Autre coup dur : se voir enlever des points dans les
devoirs de français. Les enfants scolarisés dans les établissements catholiques
étaient, eux, obligés de réciter plusieurs fois le chapelet, avant de rentrer à
la maison et d'être punis une deuxième fois par leurs parents.
Les ruses
Pour certains, se débarrasser de la vache était perçu
comme un jeu. « Des stratagèmes variés étaient mis en place »,
rigole FañchBroudig. La cour de récréation devenait un lieu de stratégies. Il
fallait éviter de se retrouver à côté du détenteur de l'objet. Les plus rusés
inventaient des pièges pour forcer leurs camarades à parler la langue
interdite. Des moyens radicaux étaient aussi employés. Les écoliers
s'organisaient alors pour perdre le symbole, en le jetant dans un puits, ou en
l'enterrant.
Les réactions
Les écoliers n'avaient pas la même réaction face à cet
objet. La plupart ressentait de la colère face à ce système punitif. La
tristesse était également souvent présente chez ces enfants, qui étaient «
contrariés si un copain leur remettait la vache. Tout cela perturbait les
rapports d'amitié », avance FanchBroudig.
Langue maternelle...
La détention du symbole était également l'occasion
pour les enfants de la « ville », qui parlaient couramment le français, d'exprimer
un sentiment de supériorité, en raillant ceux qui ne connaissaient que le
breton. Ce système du symbole a été autant salué que critiqué. Pour les
instigateurs de ce système, le symbole était un moyen efficace d'apprendre le
français. Pour d'autres, élèves ou instituteurs, « la vache était
considérée comme une méthode de délation vexatoire ou une disposition attentatoire
à la dignité humaine », affirme FañchBroudig. Après la
Seconde Guerre mondiale, les enfants bretons seront élevés dans les deux langues.

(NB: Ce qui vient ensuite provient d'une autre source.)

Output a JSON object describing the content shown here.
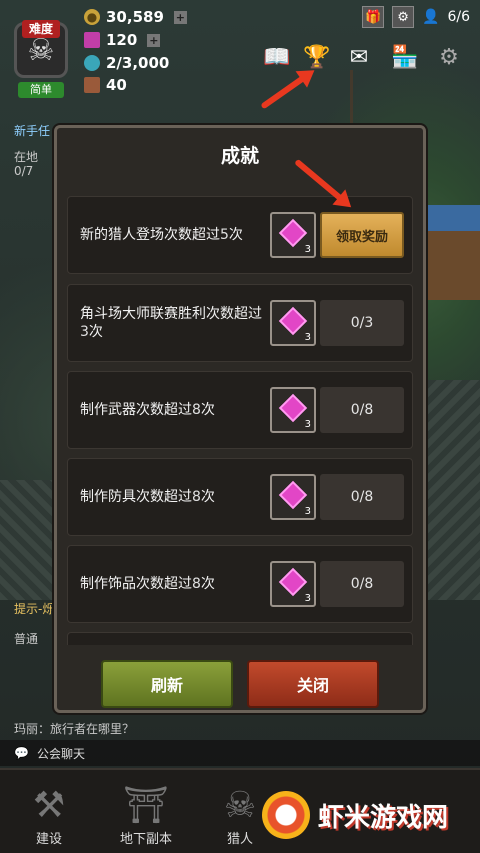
{
  "hud": {
    "difficulty_top": "难度",
    "difficulty_bottom": "简单",
    "gold": "30,589",
    "gems": "120",
    "water": "2/3,000",
    "wood": "40",
    "hunters": "6/6",
    "side_task": "新手任",
    "side_sub": "在地",
    "side_count": "0/7",
    "hint": "提示-烁",
    "chat_tab": "普通",
    "chat_line": "玛丽：旅行者在哪里？"
  },
  "dialog": {
    "title": "成就",
    "rows": [
      {
        "label_pre": "新的猎人登场次数超过",
        "label_num": "5",
        "label_post": "次",
        "reward": "3",
        "claim": "领取奖励"
      },
      {
        "label_pre": "角斗场大师联赛胜利次数超过",
        "label_num": "3",
        "label_post": "次",
        "reward": "3",
        "progress": "0/3"
      },
      {
        "label_pre": "制作武器次数超过",
        "label_num": "8",
        "label_post": "次",
        "reward": "3",
        "progress": "0/8"
      },
      {
        "label_pre": "制作防具次数超过",
        "label_num": "8",
        "label_post": "次",
        "reward": "3",
        "progress": "0/8"
      },
      {
        "label_pre": "制作饰品次数超过",
        "label_num": "8",
        "label_post": "次",
        "reward": "3",
        "progress": "0/8"
      }
    ],
    "refresh_label": "刷新",
    "close_label": "关闭"
  },
  "chat": {
    "label": "公会聊天"
  },
  "nav": {
    "build": "建设",
    "dungeon": "地下副本",
    "hunter": "猎人"
  },
  "watermark": {
    "text": "虾米游戏网"
  },
  "colors": {
    "claim": "#d9a446",
    "refresh": "#728a2a",
    "close": "#a83a22",
    "gem": "#e246c6",
    "arrow": "#e8381f"
  }
}
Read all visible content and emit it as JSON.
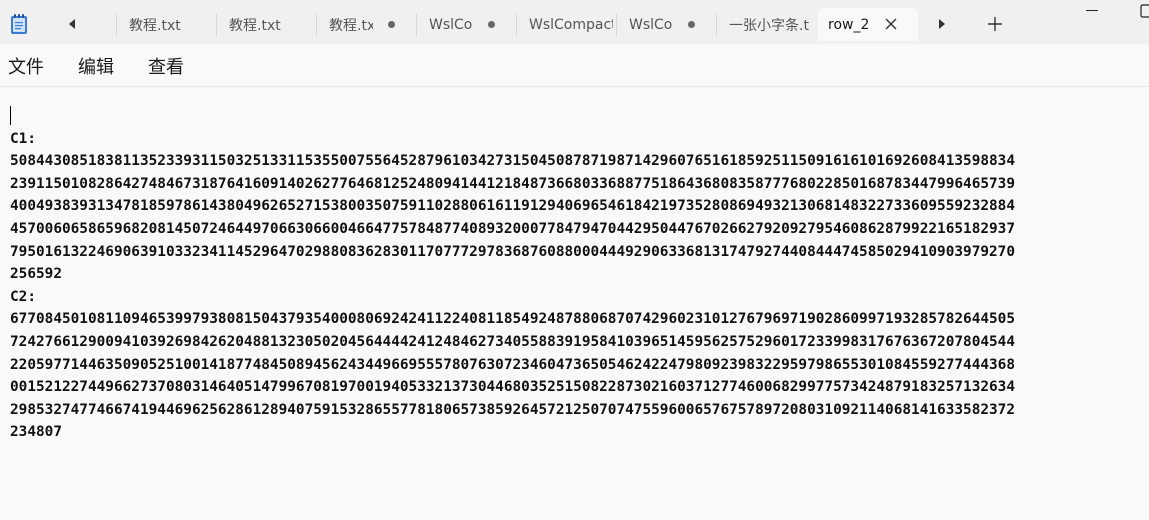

Ce qui conduira, dans les années 1950, à la disparition progressive du symbole
des cours de récréation, en même temps que le français deviendra la seule
langue maternelle. » Conférence de M. FañchBroudig à l'Université
du Temps Libre des pays de Châteaulin, de Crozon et du Faou.
« Les
écoles de la République imposent de même aux élèves pris en flagrant délit de
péché linguistique le port d'un « symbole » (appelé
« vache » en Bretagne) qui peut être un bout de carton, une planche,
une barre de bois ou un bâton, comme dans les Pyrénées-Orientales ; une
cheville comme dans le Cantal, un ruban de papier ou un objet métallique comme
en Flandre, ou une brique tenue à bout de bras comme en Corrèze. » Pierre Giolitto, Abécédaire et férule, Imago, 1986
« Le
procédé, avec des variantes locales, était également utilisé dans les écoles
françaises de l'empire colonial français pour favoriser l'apprentissage du
français. Le but était d'assimiler les « indigènes ».
L'utilisation de ces procédés s'est parfois maintenue quelque temps dans les
États indépendants choisissant le français comme langue officielle, comme
au Togo où cet objet est appelé « le signe ».
De
la même façon, on utilisait le Welsh
Not au Pays de Galles contre les enfants parlant gallois.
Un procédé similaire a été utilisé en Irlande contre
le gaélique.
Contre
les langues indiennes aux États-Unis on forçait les enfants à manger
du savon, tentative d'introduire (physiquement comme moralement) en eux
l'association de leur culture avec la saleté. Les punitions corporelles étaient
communes dans les écoles de Louisiane pour interdire aux enfants de parler
français.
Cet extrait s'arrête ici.